The company also doesn’t have any Jews working for them (there are Jewish ad agencies, where all the Jews work). When a new client turns out to be Jewish, the executives run around looking to see if they have a Jewish employee to make the new client feel ‘more comfortable’. They kick around the idea of trying to pass off their one Italian employee as Jewish, and then find an actual Jew working in the mailroom.
To add to what sen say said, it’s 1962; and there is a LOT of racial tension and change about to be unleashed in America. The characters seem to be oblivious to it all at this point.
There are rumblings of changes slowly coming in the workplace and of the first stages of cigarette litigation (“Lucky Strike” is one of their main clients).
This show could EASILY go for 3-4 more years just watching to see how these characters, stuck in the 40’s and 50’s, react to social change.
Personally, I don’t see how Don will live an additional 4 years.
One of the best parts of the fashion aspect is these guys never wear jeans or shorts. When Don has to put together his kid’s b-day present (which is a giant playhouse) he’s in dress slacks with a belt and a t-shirt and wearing dress shoes. It’s great because he’s more dressed up than most of us are when we go to work and he’s smoking tons of cigarettes and putting down like a case of beer…he ends up getting bombed and ditching the kid’s party…finally comes home after getting the kid a dog.

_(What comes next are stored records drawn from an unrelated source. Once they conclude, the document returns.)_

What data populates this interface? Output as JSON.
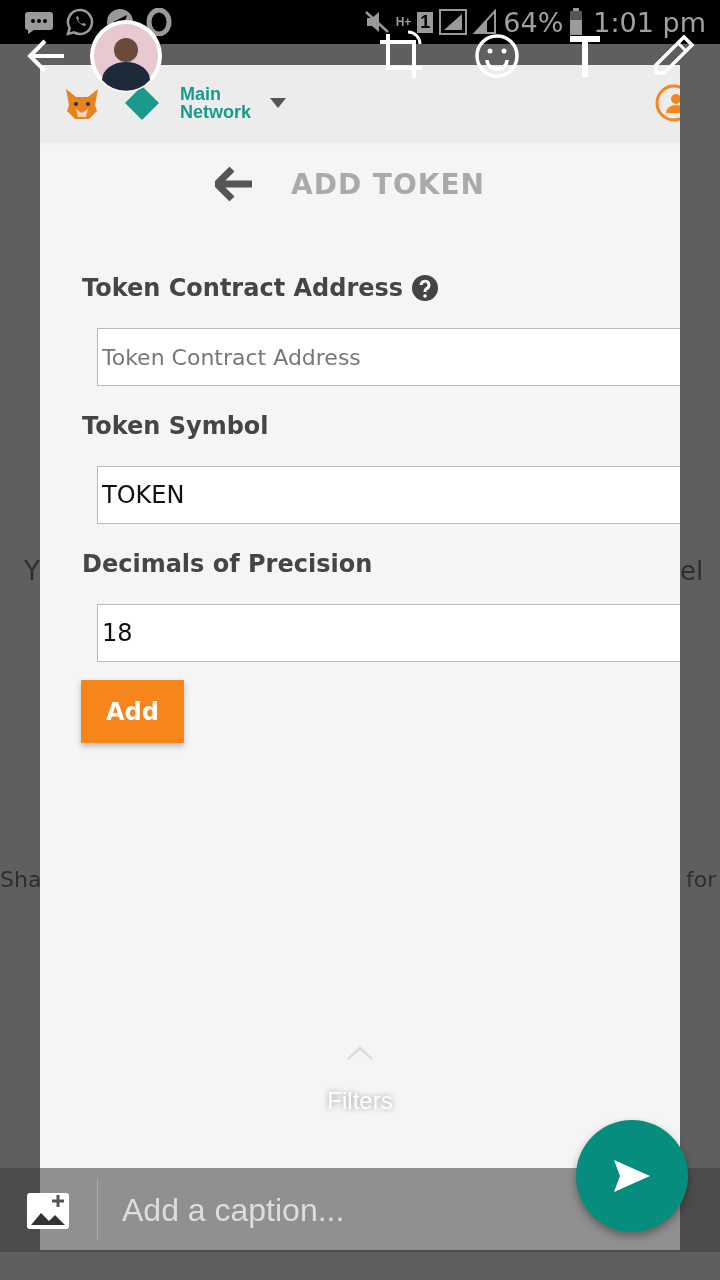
{
  "status_bar": {
    "network": "H+",
    "sim": "1",
    "battery": "64%",
    "time": "1:01 pm"
  },
  "background_text": {
    "left": [
      "Y",
      "Sha"
    ],
    "right": [
      "el",
      "for"
    ]
  },
  "screenshot": {
    "network": {
      "label": "Main Network"
    },
    "title": "ADD TOKEN",
    "fields": [
      {
        "label": "Token Contract Address",
        "help": true,
        "placeholder": "Token Contract Address"
      },
      {
        "label": "Token Symbol",
        "help": false,
        "value": "TOKEN"
      },
      {
        "label": "Decimals of Precision",
        "help": false,
        "value": "18"
      }
    ],
    "button": "Add"
  },
  "filters": {
    "label": "Filters"
  },
  "caption": {
    "placeholder": "Add a caption..."
  }
}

Best scene from season one – Draper and Cooper have been engaged in some covert male rivalry drinking many, many martinis. They have to get back for a big meeting with a client and the elevators are out. So they have to walk up like 20 flights of stairs. Cooper is dragging his ass up the stairs at the end about to pass out and when he gets to the office he projectile vomits right in front of the waiting clients.
[quote]deputydawg wrote:
Best scene from season one – Draper and Cooper have been engaged in some covert male rivalry drinking many, many martinis. They have to get back for a big meeting with a client and the elevators are out. So they have to walk up like 20 flights of stairs. Cooper is dragging his ass up the stairs at the end about to pass out and when he gets to the office he projectile vomits right in front of the waiting clients. [/quote]
That was great, but not as great as Cooper riding one of the twins, they chose for the commercial, out of his office right before his heart attack from her “…making him do it a second time.”
And Peggy…(Don’s ex secretary whom he promoted to a copywriter, and who had the baby by Pete).
They are going SOMEWHERE with this character.
Feminist?
Shrewd Executive?
Hippy/Counterculture?
Other?
She is relatively “quiet” now; but you can tell that internally she is fighting against the “status quo”. (Did you see Don’s face when she called him “Don”; and not “Mr. Draper”?)
They are definitely going somewhere with Peggy. She now has one big secret and we are getting more back story on what happened after the baby was born. I think she is going to become a shrewd executive. She is sort of a Barbara Walters of advertising. That’s how I think her character is going to play out. I have never understood why she screwed that weasel.